Auszeichnung der Astra-Bibliothek Hermannstadt mit der Medaille und Urkunde zum 100. Jubiläum der Gründung Großrumäniens am 1. Dezember 1918, am 21. November 2020 von Raluca Turcan (links) und Daniela Cîmpean (rechts) ausgehändigt. Im Hintergrund Porträts von Astra-Vereinsvorsitzenden bis 1947
Foto: Facebook-Account Biblioteca Astra Sibiu

Im November 2020 hat die Astra-Bibliothek Hermannstadt/Sibiu eine Auszeichnung entgegennehmen dürfen, die im selben Herbst auch anderen kulturellen Vereinen und politischen Organisationen wie beispielsweise dem Demokratischen Forum der Deutschen in Rumänien (DFDR) ausgehändigt wurde: An einem Samstagabend keine zwei Wochen vor dem Nationalfeiertag Rumäniens – auf der Höhe der Kampagne vor der Parlamentswahl vom 6. Dezember 2020 also – waren Daniela Cîmpean (Nationalliberale Partei, PNL), die zwei Monate zuvor am Tag der Lokalwahlen bestätigte Vorsitzende des Kreisrates Hermannstadt, und Raluca Turcan (PNL), Ministerin für Arbeit und Sozialschutz sowie Ex-Vizepremierministerin, in der Astra-Biblio-thek vorstellig geworden, um Bibliotheksdirektor Silviu Borş im Auftrag von Staatspräsident Klaus Johannis die Urkunde und Medaille zum 100. Jubiläum der Gründung Großrumäniens am 1. Dezember 1918 („Medalia Aniversară ‘Centenarul Marii Uniri’“) zu überreichen.
Unter Laien und Bücherwürmern gleichermaßen ist Silviu Bor{ für sein gewollt sparsames Auftreten in der Öffentlichkeit bekannt. Das Amt als Chef der Astra-Biblio-thek mitten im historischen Zentrum Hermannstadts mit fünf weiteren Filialen stadtweit und in Heltau/Cisnădie dazu bekleidet er seit Juli 2011 ununterbrochen. Noch im Mai 2019 bewarb er sich erfolgreich um weitere drei Jahre im Dienst als ranghöchster Bibliotheksbeamter, bis einschließlich Juni 2022. Er macht geschickt Karriere, tut es aber fern aller diplomatischen und politischen Rednerpulte von Stadt, Region und Land. So eben halt, wie es einem Bibliotheksdirektor, dem das ruhige Arbeiten abseits der Sensationsgier von Presse und Fernsehkamera eindeutig über alles geht, gut steht.

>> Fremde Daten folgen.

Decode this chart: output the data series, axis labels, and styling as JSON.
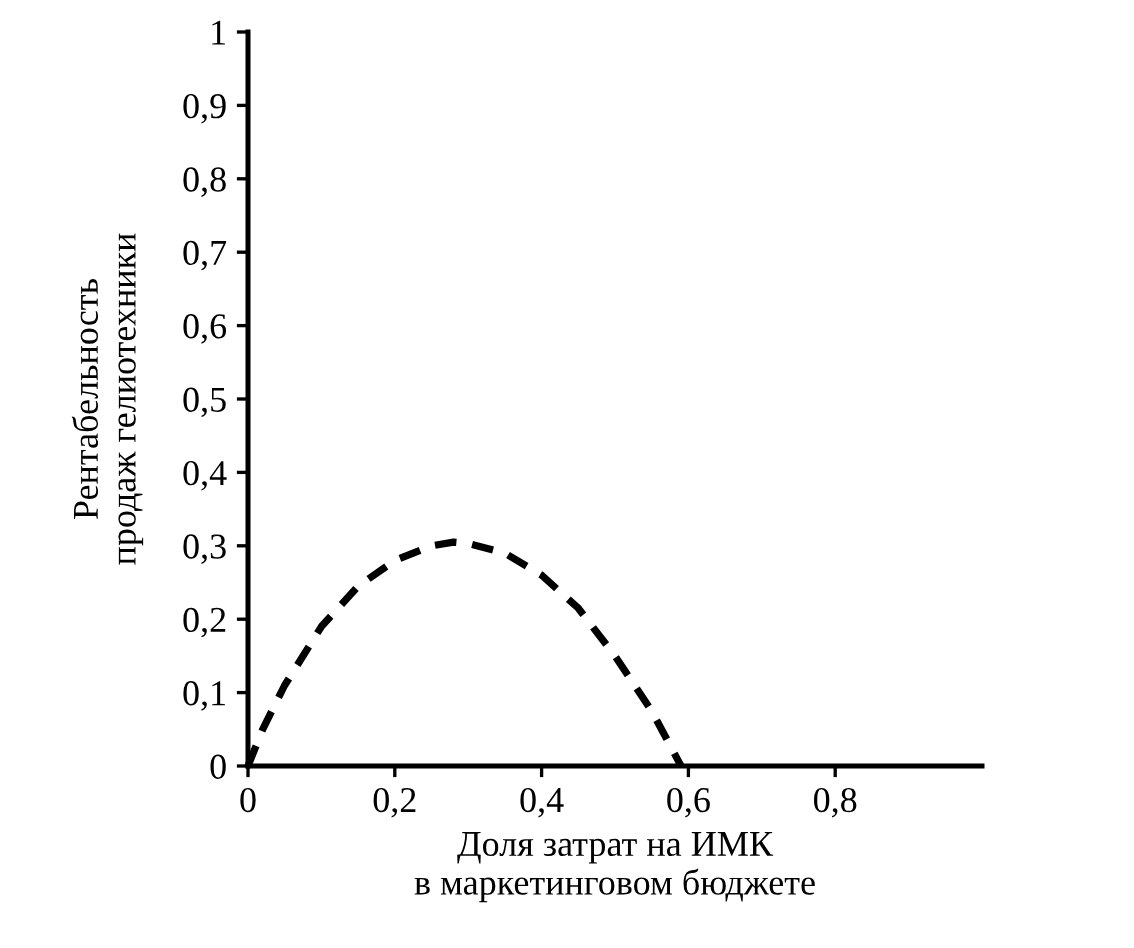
{
  "chart_data": {
    "type": "line",
    "xlabel": "Доля затрат на ИМК\nв маркетинговом бюджете",
    "ylabel": "Рентабельность\nпродаж гелиотехники",
    "series": [
      {
        "color": "#000000",
        "x": [
          0,
          0.02,
          0.05,
          0.1,
          0.15,
          0.2,
          0.25,
          0.28,
          0.3,
          0.35,
          0.4,
          0.45,
          0.5,
          0.55,
          0.59
        ],
        "values": [
          0,
          0.05,
          0.11,
          0.19,
          0.245,
          0.28,
          0.3,
          0.305,
          0.303,
          0.29,
          0.26,
          0.215,
          0.15,
          0.075,
          0
        ]
      }
    ],
    "line_style": "dashed",
    "marker": "none",
    "grid": false,
    "legend": false,
    "xlim": [
      0,
      1
    ],
    "ylim": [
      0,
      1
    ],
    "xticks": [
      {
        "value": 0,
        "label": "0"
      },
      {
        "value": 0.2,
        "label": "0,2"
      },
      {
        "value": 0.4,
        "label": "0,4"
      },
      {
        "value": 0.6,
        "label": "0,6"
      },
      {
        "value": 0.8,
        "label": "0,8"
      }
    ],
    "yticks": [
      {
        "value": 0,
        "label": "0"
      },
      {
        "value": 0.1,
        "label": "0,1"
      },
      {
        "value": 0.2,
        "label": "0,2"
      },
      {
        "value": 0.3,
        "label": "0,3"
      },
      {
        "value": 0.4,
        "label": "0,4"
      },
      {
        "value": 0.5,
        "label": "0,5"
      },
      {
        "value": 0.6,
        "label": "0,6"
      },
      {
        "value": 0.7,
        "label": "0,7"
      },
      {
        "value": 0.8,
        "label": "0,8"
      },
      {
        "value": 0.9,
        "label": "0,9"
      },
      {
        "value": 1,
        "label": "1"
      }
    ]
  }
}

Im April 2021 hat die Vollversammlung des Nationalen Vereins der Bibliothekare und Öffentlicher Bibliotheken Rumäniens (ANBPR) Silviu Bor{ zu ihrem Vize-Vorsitzenden gewählt.

1861 wurde die Astra-Bibliothek gegründet. Sie ist genauso alt wie die Geschichte des namensgebenden Transsylvanischen Vereins für die Rumänische Literatur und die Kultur des Rumänischen Volkes (ASTRA). Eine so reiche Zahl kann sich keine andere öffentliche rumänische Bibliothek Siebenbürgens stolz auf die Karte schreiben, wenn man einem Plakat Glauben schenkt, mit dem die Bibliothek seit Mitte Juni auf den Litfaßsäulen und in den Fußgängertunneln der Stadt für ihre Sache wirbt. Auch ihren Facebook-Account hält das Plakat mit einer antiquarischen Gebäudeansicht und den goldenen Jubiläums-Lettern auf dunkelblauer Farbe bereit (siehe Bild). Dem Youtube-Kanal und den beiden Social-Media-Accounts der Astra-Bibliothek nach zu schließen fehlt dieser vorbildlichen Einrichtung  nichts.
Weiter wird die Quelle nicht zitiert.